Rechtliche Beurteilung

Die Revision ist auch berechtigt.

Die Rechtsmeinung des Berufungsgerichtes, daß auch über die Fiktion des § 377 Abs 2 HGB hinaus auf das Recht der Gewährleistung verzichtet werden kann, ist zwar richtig (vgl.Reischauer in Rummel ABGB Rdz 2 und 10 zu § 929 mwN), wobei allerdings ein konkludenter Verzicht unter den besonderen Anforderungen des § 863 ABGB steht (Reischauer aaO Rdz 4 f; JBl 1976, 98; HS 9401; vgl. auch SZ 55/21). Von der klagenden Partei wurde allerdings ein solcher Verzicht nicht geltend gemacht und in dieser Richtung auch kein Sachvorbringen erstattet. Die beklagte Partei hatte daher auch keine Möglichkeit, ihrerseits Gegenbehauptungen aufzustellen und Gegeneinwendungen anzubringen.
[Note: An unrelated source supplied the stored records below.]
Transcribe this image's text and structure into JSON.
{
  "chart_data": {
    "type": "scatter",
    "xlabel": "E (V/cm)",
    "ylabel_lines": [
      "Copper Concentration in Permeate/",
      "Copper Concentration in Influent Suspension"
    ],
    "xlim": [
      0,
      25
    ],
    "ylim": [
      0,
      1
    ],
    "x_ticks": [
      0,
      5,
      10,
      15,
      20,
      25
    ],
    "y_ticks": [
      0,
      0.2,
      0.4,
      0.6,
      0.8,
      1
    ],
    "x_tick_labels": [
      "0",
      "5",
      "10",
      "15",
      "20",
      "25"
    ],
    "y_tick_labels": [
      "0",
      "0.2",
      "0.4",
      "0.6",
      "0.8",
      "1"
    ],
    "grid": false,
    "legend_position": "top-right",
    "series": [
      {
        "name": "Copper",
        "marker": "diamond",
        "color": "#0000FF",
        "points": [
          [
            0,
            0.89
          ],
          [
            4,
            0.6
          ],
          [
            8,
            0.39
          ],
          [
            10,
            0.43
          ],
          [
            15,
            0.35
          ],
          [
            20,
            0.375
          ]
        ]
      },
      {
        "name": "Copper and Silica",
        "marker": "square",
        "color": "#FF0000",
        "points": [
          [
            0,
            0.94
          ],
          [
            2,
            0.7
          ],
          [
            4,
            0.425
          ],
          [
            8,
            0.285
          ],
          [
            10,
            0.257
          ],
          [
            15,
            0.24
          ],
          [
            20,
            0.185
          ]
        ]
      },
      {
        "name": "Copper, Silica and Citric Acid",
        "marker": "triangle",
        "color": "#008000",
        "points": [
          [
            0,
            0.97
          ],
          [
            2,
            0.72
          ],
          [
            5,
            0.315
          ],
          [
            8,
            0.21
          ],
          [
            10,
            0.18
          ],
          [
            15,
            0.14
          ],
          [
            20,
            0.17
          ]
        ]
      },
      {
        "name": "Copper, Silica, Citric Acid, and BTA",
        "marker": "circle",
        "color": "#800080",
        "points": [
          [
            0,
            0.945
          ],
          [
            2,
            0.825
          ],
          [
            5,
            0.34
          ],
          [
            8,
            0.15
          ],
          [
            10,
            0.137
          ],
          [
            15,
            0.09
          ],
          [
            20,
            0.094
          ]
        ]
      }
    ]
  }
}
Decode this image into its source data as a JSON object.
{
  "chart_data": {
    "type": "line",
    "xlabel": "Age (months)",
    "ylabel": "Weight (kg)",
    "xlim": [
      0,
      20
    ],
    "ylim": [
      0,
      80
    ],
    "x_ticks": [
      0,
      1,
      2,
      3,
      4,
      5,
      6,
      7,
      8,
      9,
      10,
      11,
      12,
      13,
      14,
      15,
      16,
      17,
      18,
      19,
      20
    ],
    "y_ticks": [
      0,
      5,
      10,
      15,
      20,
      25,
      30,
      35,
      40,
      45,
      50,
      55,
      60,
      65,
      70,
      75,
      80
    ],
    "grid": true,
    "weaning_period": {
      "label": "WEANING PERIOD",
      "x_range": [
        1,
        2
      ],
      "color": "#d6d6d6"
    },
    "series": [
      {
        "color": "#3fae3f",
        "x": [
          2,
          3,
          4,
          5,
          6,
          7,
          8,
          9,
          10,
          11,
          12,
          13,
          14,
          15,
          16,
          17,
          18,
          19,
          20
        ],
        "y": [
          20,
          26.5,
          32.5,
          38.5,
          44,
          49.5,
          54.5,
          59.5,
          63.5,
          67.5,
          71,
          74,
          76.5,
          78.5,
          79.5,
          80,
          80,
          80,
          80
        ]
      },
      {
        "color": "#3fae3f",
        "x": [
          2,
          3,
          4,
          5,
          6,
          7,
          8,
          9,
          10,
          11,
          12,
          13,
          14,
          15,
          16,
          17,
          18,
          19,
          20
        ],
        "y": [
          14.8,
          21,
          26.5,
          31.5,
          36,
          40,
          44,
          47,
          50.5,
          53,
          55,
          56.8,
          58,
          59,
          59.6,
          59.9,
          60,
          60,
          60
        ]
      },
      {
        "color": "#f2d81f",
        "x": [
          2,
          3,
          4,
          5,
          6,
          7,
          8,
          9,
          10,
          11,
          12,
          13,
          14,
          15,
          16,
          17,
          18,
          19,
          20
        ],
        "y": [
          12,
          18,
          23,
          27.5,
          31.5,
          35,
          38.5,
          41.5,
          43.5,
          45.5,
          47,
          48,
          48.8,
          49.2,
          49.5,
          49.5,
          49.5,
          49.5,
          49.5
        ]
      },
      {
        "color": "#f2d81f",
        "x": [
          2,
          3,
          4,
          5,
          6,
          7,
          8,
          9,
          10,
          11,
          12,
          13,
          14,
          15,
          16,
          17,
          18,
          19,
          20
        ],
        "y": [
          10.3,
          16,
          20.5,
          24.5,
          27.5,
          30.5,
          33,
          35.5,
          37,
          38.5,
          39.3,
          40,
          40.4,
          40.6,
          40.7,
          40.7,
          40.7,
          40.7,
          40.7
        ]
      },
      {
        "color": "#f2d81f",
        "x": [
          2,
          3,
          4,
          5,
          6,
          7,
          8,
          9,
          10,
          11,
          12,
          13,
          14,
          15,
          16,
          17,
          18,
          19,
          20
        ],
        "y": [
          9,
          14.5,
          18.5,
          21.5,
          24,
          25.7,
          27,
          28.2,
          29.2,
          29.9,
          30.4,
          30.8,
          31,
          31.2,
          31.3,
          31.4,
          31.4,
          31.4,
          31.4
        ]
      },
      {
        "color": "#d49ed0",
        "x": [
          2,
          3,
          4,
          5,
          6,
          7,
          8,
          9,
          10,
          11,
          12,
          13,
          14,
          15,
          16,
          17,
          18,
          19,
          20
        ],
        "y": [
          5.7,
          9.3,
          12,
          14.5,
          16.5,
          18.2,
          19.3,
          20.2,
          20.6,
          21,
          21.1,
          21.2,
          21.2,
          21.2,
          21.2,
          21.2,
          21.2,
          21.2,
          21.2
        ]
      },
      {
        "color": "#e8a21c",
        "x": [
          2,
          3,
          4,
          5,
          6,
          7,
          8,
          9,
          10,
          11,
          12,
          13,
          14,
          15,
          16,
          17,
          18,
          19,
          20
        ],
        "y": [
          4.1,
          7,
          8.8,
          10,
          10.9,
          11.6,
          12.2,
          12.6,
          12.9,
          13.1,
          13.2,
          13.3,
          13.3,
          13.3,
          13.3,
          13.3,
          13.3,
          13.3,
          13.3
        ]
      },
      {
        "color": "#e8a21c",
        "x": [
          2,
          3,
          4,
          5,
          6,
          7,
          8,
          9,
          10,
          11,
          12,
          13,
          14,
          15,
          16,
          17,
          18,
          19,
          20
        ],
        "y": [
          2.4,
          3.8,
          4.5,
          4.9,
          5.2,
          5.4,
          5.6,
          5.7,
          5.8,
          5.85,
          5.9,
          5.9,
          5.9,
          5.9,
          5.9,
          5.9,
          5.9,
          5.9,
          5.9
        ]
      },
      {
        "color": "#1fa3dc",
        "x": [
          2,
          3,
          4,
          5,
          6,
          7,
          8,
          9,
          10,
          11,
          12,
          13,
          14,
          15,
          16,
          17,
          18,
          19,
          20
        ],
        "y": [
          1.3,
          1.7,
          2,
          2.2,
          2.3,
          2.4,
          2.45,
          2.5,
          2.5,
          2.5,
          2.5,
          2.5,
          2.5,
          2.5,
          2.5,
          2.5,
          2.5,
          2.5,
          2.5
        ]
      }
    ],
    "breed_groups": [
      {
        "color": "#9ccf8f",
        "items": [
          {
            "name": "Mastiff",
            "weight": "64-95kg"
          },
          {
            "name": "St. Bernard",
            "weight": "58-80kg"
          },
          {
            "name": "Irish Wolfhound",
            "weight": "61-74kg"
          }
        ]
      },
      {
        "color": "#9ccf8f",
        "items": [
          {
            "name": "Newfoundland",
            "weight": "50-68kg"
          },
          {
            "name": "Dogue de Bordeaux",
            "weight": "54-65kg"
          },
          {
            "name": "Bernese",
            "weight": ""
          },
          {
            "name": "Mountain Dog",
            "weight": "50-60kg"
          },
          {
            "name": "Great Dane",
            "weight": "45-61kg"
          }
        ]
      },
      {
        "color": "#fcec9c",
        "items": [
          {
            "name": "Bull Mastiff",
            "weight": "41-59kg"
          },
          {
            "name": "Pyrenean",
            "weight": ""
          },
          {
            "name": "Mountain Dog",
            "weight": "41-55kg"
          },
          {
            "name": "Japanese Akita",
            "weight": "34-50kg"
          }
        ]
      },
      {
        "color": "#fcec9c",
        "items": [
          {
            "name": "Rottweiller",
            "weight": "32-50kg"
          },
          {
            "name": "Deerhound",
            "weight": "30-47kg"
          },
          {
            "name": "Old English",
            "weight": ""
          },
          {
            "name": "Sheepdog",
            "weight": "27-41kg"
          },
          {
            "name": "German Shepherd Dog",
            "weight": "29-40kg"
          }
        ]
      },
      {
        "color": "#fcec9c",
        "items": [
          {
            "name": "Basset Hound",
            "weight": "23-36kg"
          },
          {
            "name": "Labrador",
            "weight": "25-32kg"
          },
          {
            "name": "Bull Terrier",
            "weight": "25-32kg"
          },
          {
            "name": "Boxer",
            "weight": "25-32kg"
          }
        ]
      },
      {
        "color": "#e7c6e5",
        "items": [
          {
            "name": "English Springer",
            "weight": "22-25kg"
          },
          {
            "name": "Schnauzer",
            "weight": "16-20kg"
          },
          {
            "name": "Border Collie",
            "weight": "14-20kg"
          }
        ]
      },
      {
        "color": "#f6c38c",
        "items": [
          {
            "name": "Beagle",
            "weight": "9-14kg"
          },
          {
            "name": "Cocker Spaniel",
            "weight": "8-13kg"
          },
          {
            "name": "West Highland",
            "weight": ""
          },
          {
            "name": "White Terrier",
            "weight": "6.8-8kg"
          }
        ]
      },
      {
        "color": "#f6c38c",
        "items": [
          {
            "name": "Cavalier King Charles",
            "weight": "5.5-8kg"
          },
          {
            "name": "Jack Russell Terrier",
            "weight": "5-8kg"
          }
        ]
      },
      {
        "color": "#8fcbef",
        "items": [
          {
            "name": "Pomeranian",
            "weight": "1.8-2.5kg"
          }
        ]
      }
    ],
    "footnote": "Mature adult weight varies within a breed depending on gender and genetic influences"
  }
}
Nur im Rahmen einer entsprechenden Einwendung der klagenden Partei hätten die Feststellungen des Erstgerichtes über die Erklärungen des Tor C nach der Besichtigung am 19.5.1981 einer rechtlichen Beurteilung unterzogen werden dürfen, und es kann daher auch dahingestellt bleiben, ob unter Berücksichtigung aller Umstände im Sinne der obigen Ausführungen schon ein Verzicht anzunehmen ist. Ausgehend von einer unrichtigen Rechtsansicht hat das Berufungsgericht die Berufungsgründe der Mangelhaftigkeit des Verfahrens und der unrichtigen Beweiswürdigung nicht zur Gänze behandelt, sodaß der Revision im Ergebnis im Sinne ihres Aufhebungsantrages Berechtigung zuk mmt.

Der Kostenvorbehalt beruht auf § 52 Abs 1 ZPO.